Friday, July 17, 2009

One of us?

Thanks to EDS Alert Newsletter, I learned that a Swiss doctor is speculating that Michael Jackson may have had Ehlers Danlos Syndrome. And if you don't read French, you can read the article in mangled English, thanks to the power of Google Translate.

What do I think of it? Well, not much. I'm not big on following celebrities, so I have no idea if his symptoms really do match up with EDS. But even the speculation is helpful, I think. So few doctors have any clue at all regarding EDS. If a few of them read this article and start taking joint hypermobility seriously, then I will feel that something good has come from the circus that has arisen in the wake of Jackson's death.

Saturday, July 11, 2009

Well, then.

I have been very, very boring of late. Perhaps I have fallen off the face of the earth? But, no, terra firma is still firm, even if I do not stand firmly upon it.

You who care will be gratified to know that I am doing well physically. Yes, my joints are still crap, but that isn't likely to change unless the blue fairy gets off her ass and starts granting some wishes. My mental gears have been grinding something fierce, but I think I may be pushing past that now. We shall see. I've been in a state of high distractability the past several months, so I have quite the pile of things I either need to do or want to do but can't remember to finish or can't sustain the drive to finish or whatever it is that one need in order to see things through. On the plus side, I have a lot of projects started!

For one, I have finally begun cleaning out the room that is supposed to be the sewing room and has been cluttered with unpacked crap since I moved to this house. I actually have the sewing desk cleared off and the sewing machine set up. I actually mended something, and have to mend two more things tomorrow.

For another, I am trying to learn Japanese. This is mostly an outgrowth of my latest amusement, which is to go to a Japanese website and run it through Google translate. The resulting hilarity has finally provoked my curiousity enough that I have to know...why in the world would what is obviously "born in" (as in, "born October 5,1982) get translated "made of malt"? I have to know! So I have to learn.

I'm still sketching, though I need to be more regular about it. I am pretty pleased with my progress, even if the constancy of my practice leaves much to be desired. Oh, well. If I was going to let lack of follow through stop me from doing things, I'd never do anything. It would be the same success rate, but with no fun.

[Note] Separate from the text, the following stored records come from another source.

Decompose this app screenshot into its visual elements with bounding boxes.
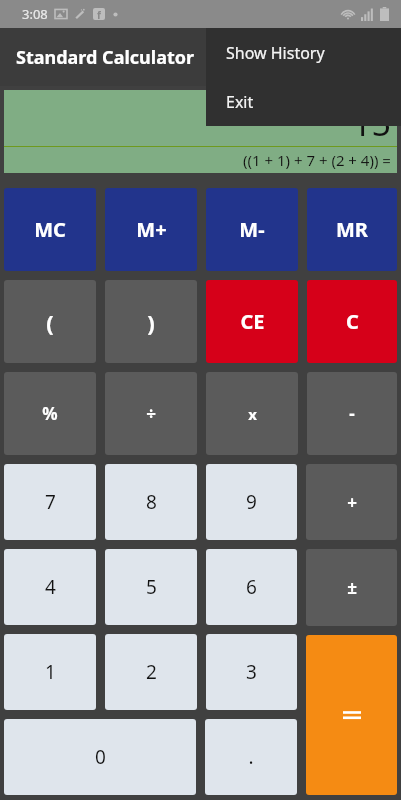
button[interactable]: (: [4, 280, 96, 363]
button[interactable]: Show History: [206, 28, 401, 77]
staticText: ÷: [146, 402, 156, 425]
staticText: 6: [246, 574, 257, 600]
staticText: M+: [136, 216, 167, 243]
button[interactable]: 6: [206, 549, 297, 625]
staticText: (: [46, 307, 54, 337]
staticText: +: [347, 491, 357, 514]
button[interactable]: .: [205, 719, 297, 795]
staticText: M-: [239, 216, 265, 243]
button[interactable]: ÷: [105, 372, 197, 455]
button[interactable]: +: [306, 464, 397, 540]
button[interactable]: 4: [4, 549, 96, 625]
button[interactable]: 7: [4, 464, 96, 540]
button[interactable]: Exit: [206, 77, 401, 126]
staticText: 4: [45, 574, 56, 600]
staticText: Exit: [226, 91, 254, 113]
button[interactable]: ): [105, 280, 197, 363]
staticText: MR: [336, 216, 368, 243]
staticText: 3:08: [22, 5, 48, 23]
staticText: ((1 + 1) + 7 + (2 + 4)) =: [243, 150, 391, 170]
staticText: 9: [246, 489, 257, 515]
staticText: ): [147, 307, 155, 337]
button[interactable]: 9: [206, 464, 297, 540]
button[interactable]: -: [307, 372, 397, 455]
staticText: 3: [246, 659, 257, 685]
staticText: 15: [352, 100, 391, 146]
staticText: 1: [45, 659, 56, 685]
staticText: -: [349, 402, 355, 425]
button[interactable]: 2: [105, 634, 197, 710]
staticText: MC: [34, 216, 66, 243]
button[interactable]: CE: [206, 280, 298, 363]
staticText: C: [346, 308, 359, 335]
staticText: 8: [146, 489, 157, 515]
staticText: 0: [95, 744, 106, 770]
staticText: f: [97, 8, 101, 20]
button[interactable]: 8: [105, 464, 197, 540]
button[interactable]: 0: [4, 719, 196, 795]
button[interactable]: C: [307, 280, 397, 363]
button[interactable]: M+: [105, 188, 197, 271]
button[interactable]: x: [206, 372, 298, 455]
staticText: 2: [146, 659, 157, 685]
staticText: Standard Calculator: [16, 45, 195, 70]
staticText: ±: [347, 576, 357, 599]
button[interactable]: M-: [206, 188, 298, 271]
button[interactable]: ±: [306, 549, 397, 626]
button[interactable]: MR: [307, 188, 397, 271]
button[interactable]: MC: [4, 188, 96, 271]
staticText: CE: [240, 308, 265, 335]
button[interactable]: 5: [105, 549, 197, 625]
staticText: %: [42, 402, 58, 425]
staticText: 5: [146, 574, 157, 600]
staticText: 7: [45, 489, 56, 515]
staticText: Show History: [226, 42, 325, 64]
staticText: x: [248, 404, 257, 424]
button[interactable]: 1: [4, 634, 96, 710]
button[interactable]: 3: [206, 634, 297, 710]
button[interactable]: Equals: [306, 635, 397, 795]
button[interactable]: %: [4, 372, 96, 455]
staticText: .: [248, 744, 254, 770]
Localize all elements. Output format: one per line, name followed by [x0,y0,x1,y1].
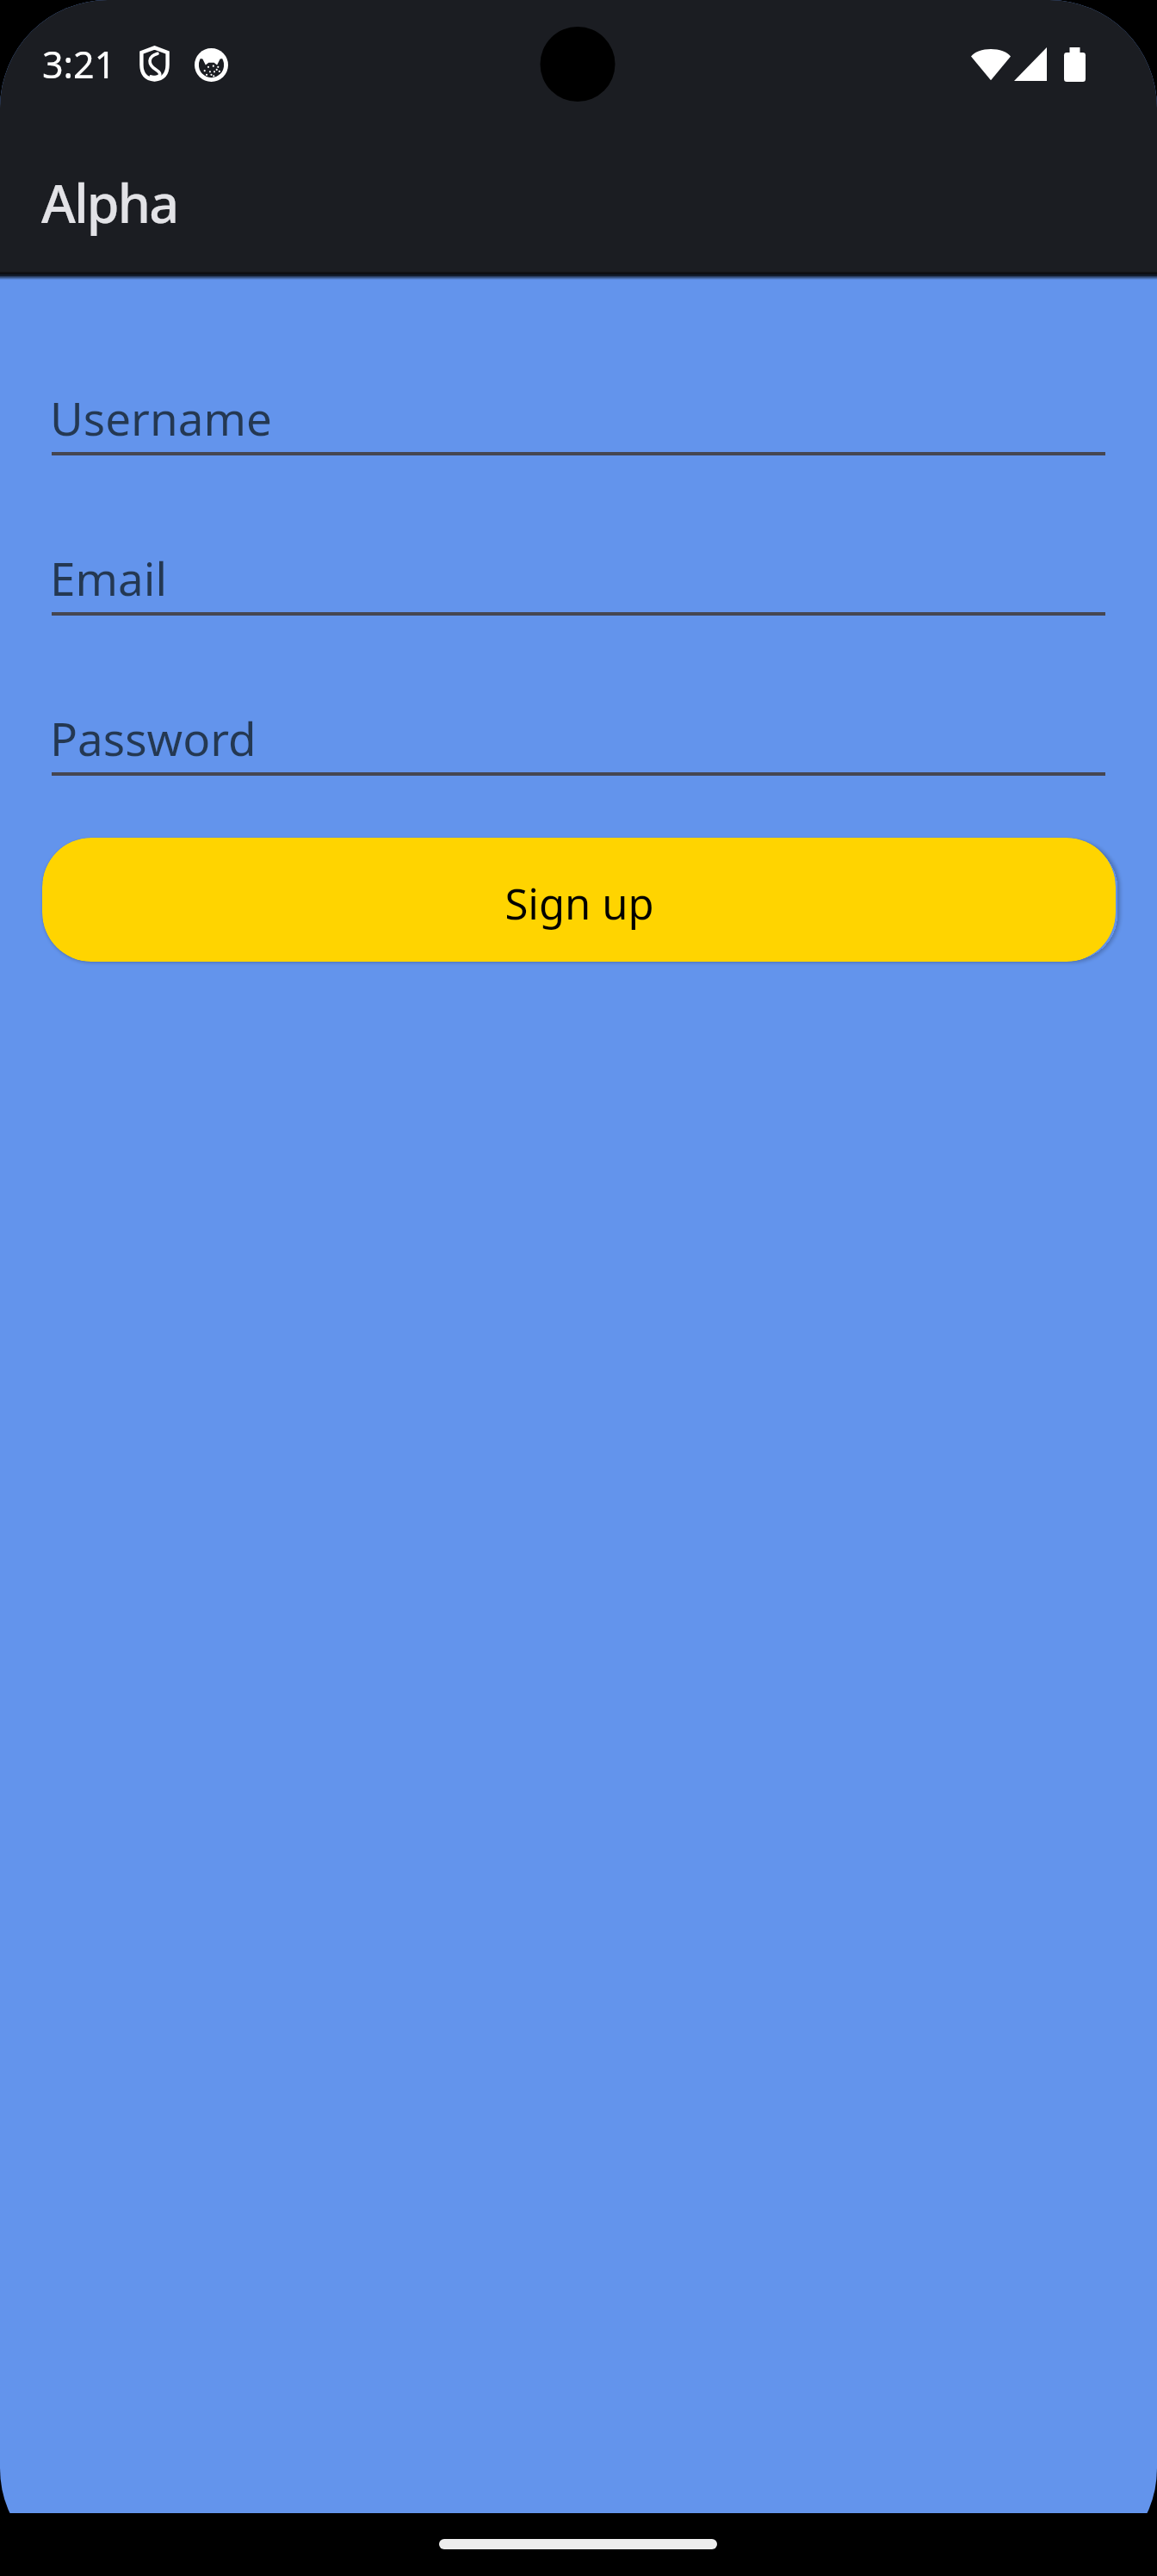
other: Battery [1064,47,1086,82]
staticText: Email [50,547,168,609]
staticText: Username [50,387,272,449]
staticText: Sign up [504,875,654,932]
staticText: Password [50,707,257,769]
button[interactable]: Email [0,455,1157,616]
other: Privacy protection [139,46,170,82]
staticText: Alpha [41,167,178,238]
staticText: 3:21 [42,39,116,90]
other: Mobile signal [1014,47,1047,81]
button[interactable]: Username [0,295,1157,455]
button[interactable]: Password [0,616,1157,776]
other: Notification [195,48,228,82]
button[interactable]: Sign up [42,838,1116,962]
other: Wi-Fi [971,46,1011,81]
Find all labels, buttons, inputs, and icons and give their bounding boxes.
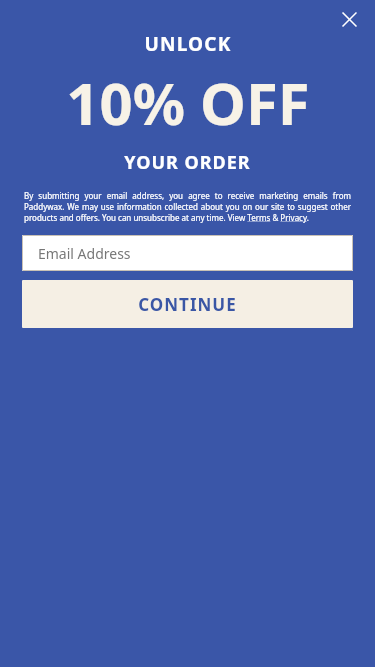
button[interactable]: Email Address [22, 235, 353, 271]
staticText: 10% OFF [66, 63, 310, 142]
staticText: By submitting your email address, you ag… [24, 190, 351, 223]
button[interactable]: CONTINUE [22, 280, 353, 328]
button[interactable]: Close [336, 6, 362, 32]
staticText: Email Address [38, 244, 131, 263]
staticText: UNLOCK [144, 31, 232, 57]
staticText: YOUR ORDER [124, 150, 251, 175]
staticText: CONTINUE [138, 293, 237, 316]
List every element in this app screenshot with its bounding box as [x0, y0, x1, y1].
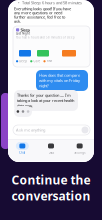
staticText: You had 6 hours and 58 minutes of sleep: [16, 36, 75, 39]
staticText: • Total Sleep: 6 hours and 58 minutes: [18, 0, 82, 5]
staticText: Chat: [19, 151, 25, 154]
button[interactable]: Data: [37, 140, 65, 154]
staticText: Data: [48, 151, 54, 154]
staticText: Everything looks good! If you have any m…: [14, 6, 71, 24]
staticText: Sleep: [20, 27, 30, 32]
staticText: Settings: [74, 151, 85, 154]
button[interactable]: Chat: [8, 140, 37, 154]
staticText: REM: [47, 60, 52, 63]
staticText: conversation: [12, 188, 90, 204]
staticText: Ask me anything: [16, 127, 45, 133]
staticText: Deep: [19, 60, 27, 63]
staticText: How does that compare with my vitals on …: [39, 72, 80, 88]
staticText: Continue the: [12, 172, 90, 188]
staticText: Thanks for your question — I'm taking a …: [17, 92, 74, 108]
staticText: Core: [33, 60, 40, 63]
button[interactable]: Ask me anything: [13, 125, 90, 135]
staticText: Last Night: [16, 32, 30, 35]
button[interactable]: Settings: [65, 140, 94, 154]
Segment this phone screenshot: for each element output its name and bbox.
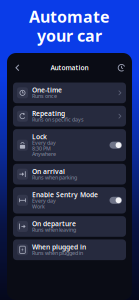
staticText: Repeating — [32, 109, 65, 118]
staticText: When plugged in — [32, 242, 86, 251]
staticText: Anywhere — [32, 150, 56, 158]
staticText: Enable Sentry Mode — [32, 190, 98, 199]
staticText: Runs once — [32, 92, 57, 100]
staticText: Runs when leaving — [32, 226, 76, 233]
staticText: On arrival — [32, 167, 65, 176]
button[interactable]: When plugged in — [13, 239, 126, 260]
staticText: Automate — [29, 6, 110, 27]
staticText: your car — [37, 25, 102, 46]
staticText: Every day — [32, 139, 56, 146]
button[interactable]: Back — [12, 62, 23, 73]
button[interactable]: One-time — [13, 82, 126, 103]
staticText: Lock — [32, 132, 47, 141]
button[interactable]: Lock — [13, 129, 126, 161]
staticText: One-time — [32, 86, 62, 94]
button[interactable]: On arrival — [13, 164, 126, 184]
staticText: Runs when plugged in — [32, 249, 83, 256]
staticText: Runs when parking — [32, 174, 77, 181]
staticText: Runs on specific days — [32, 116, 84, 123]
button[interactable]: Repeating — [13, 106, 126, 126]
staticText: 8:30 PM — [32, 145, 51, 152]
button[interactable]: Enable Sentry Mode — [13, 187, 126, 214]
staticText: Work — [32, 203, 45, 210]
button[interactable]: On departure — [13, 216, 126, 237]
staticText: Automation — [50, 63, 88, 72]
staticText: Every day — [32, 197, 56, 204]
button[interactable]: History — [116, 62, 127, 73]
staticText: On departure — [32, 219, 76, 228]
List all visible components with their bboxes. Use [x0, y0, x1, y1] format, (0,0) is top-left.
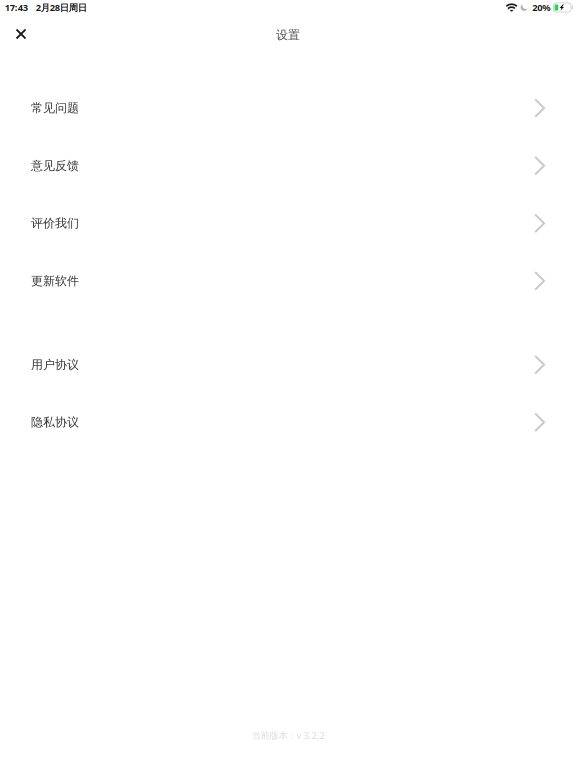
staticText: 用户协议: [31, 357, 79, 372]
button[interactable]: 评价我们: [0, 194, 576, 252]
button[interactable]: 隐私协议: [0, 394, 576, 451]
button[interactable]: 用户协议: [0, 336, 576, 394]
staticText: 20%: [532, 1, 550, 14]
button[interactable]: 常见问题: [0, 79, 576, 137]
staticText: 2月28日周日: [36, 1, 87, 14]
button[interactable]: Close: [4, 18, 38, 52]
staticText: 常见问题: [31, 101, 79, 115]
staticText: 隐私协议: [31, 415, 79, 430]
staticText: 更新软件: [31, 274, 79, 288]
button[interactable]: 更新软件: [0, 252, 576, 310]
staticText: 当前版本：v 3.2.2: [252, 729, 324, 742]
button[interactable]: 意见反馈: [0, 137, 576, 194]
staticText: 17:43: [5, 1, 28, 14]
staticText: 意见反馈: [31, 158, 79, 173]
staticText: 设置: [276, 28, 300, 42]
staticText: 评价我们: [31, 216, 79, 231]
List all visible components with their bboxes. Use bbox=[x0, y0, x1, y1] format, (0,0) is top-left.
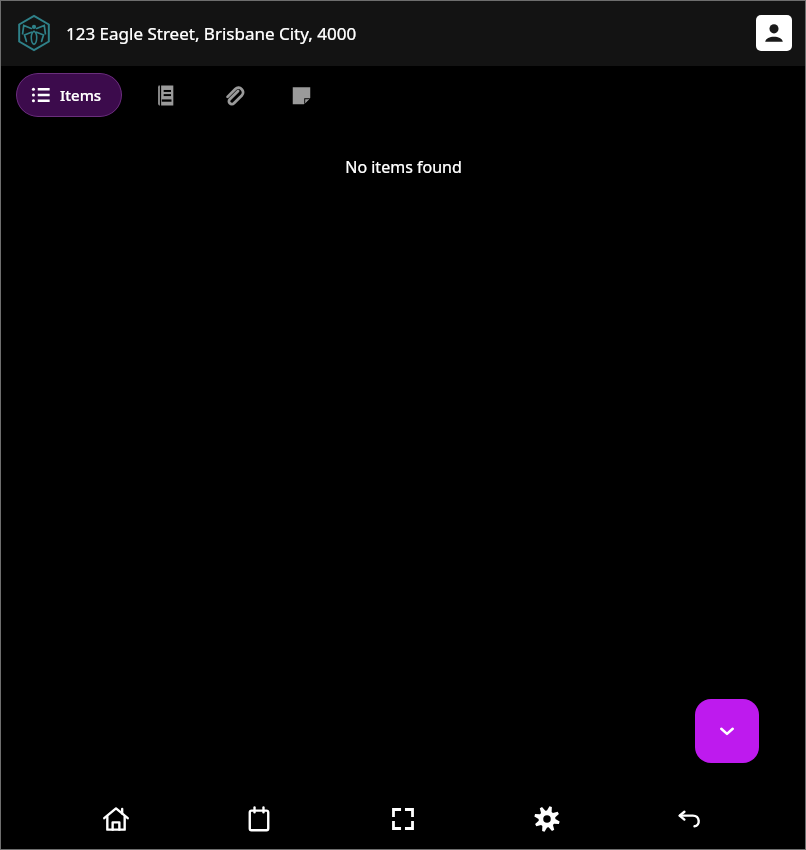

Oh, yes! Something I did at last accomplish! Listen up, y'all. I have been having this idea in my head that I could make my lap board actually work well as a laptop board if I just finagled with it. After staring at the limited selection of hardware in our local Mart of Evil, I finally saw what I need. Exactly what I needed! See, going back and forth between two aisles of useless crap and staring sadly at the stock does work! OK, this is what I bought: a roll of two-way sticky foam tape and a package of one foot long square dowels of varied sizes. I went home and put two strips of two-way tape one on top of the other toward the front of my lap desk. Then I got out the largest of the dowels, that just about is the width of the tape, and put tape down its length. Then I stuck it further back on the desk, using my laptop as a guide so it would be about an inch from the back of the laptop. This has been great! My padded lapdesk now can have my laptop on it without the laptop overheating, and I have a nice cushioned lapdesk to keep the no longer so hot laptop off my lap. And I like the angle much better, too! This is better and cheaper than anything I have seen for sale purporting to be a laptop desk. So, if you have a lap desk you like that you couldn't really use with your laptop, now you know what to do!